The quotation will be familiar to many readers. It represents part of the famous writ of military summons directed by William the Conqueror to ÆEthelwig, the last Anglo-Saxon abbot of Evesham, in Worcestershire. The full text reads as follows in translation in volume II of English Historical Documents:
William, king of the English, to Æthelwig, abbot of Evesham, greeting. I order you to summon all those who are subject to your administration and jurisdiction that they bring before me at Clarendon on the octave of Pentecost all the knights they owe me duly equipped. You, also, on that day, shall come to me, and bring with you fully equipped those five knights which you owe me in respect of your abbacy. Witness Eudo the steward. At Winchester.
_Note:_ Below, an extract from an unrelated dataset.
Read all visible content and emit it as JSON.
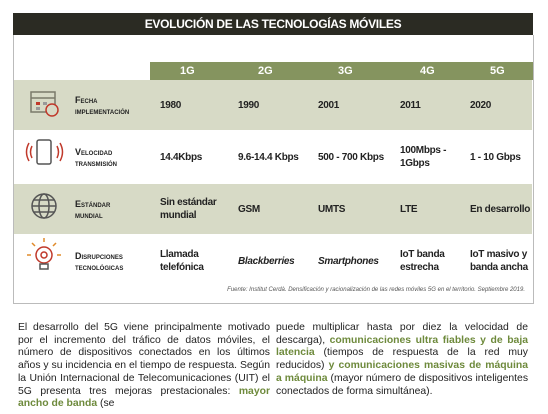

As is well known, much was made of this little document by J.H. Round back in 1895, and many other scholars have followed in his wake. It is the only scrap of record evidence to suggest that servitia debita were established early in the Conqueror's reign, and it has been made to bear an enormous burden of proof for the so-called introduction of ‘feudalism’ into England. The chaotic cartulary in which it survives has never been published in full, and the Latin text that most historians appear to have used is that produced by Round. Yet, in the five-and-a-half lines it occupies in the 1964 reprint of Feudal England, Round succeeded in introducing not only feudalism but also no fewer than twenty-five errors and misimpressions in his transcription.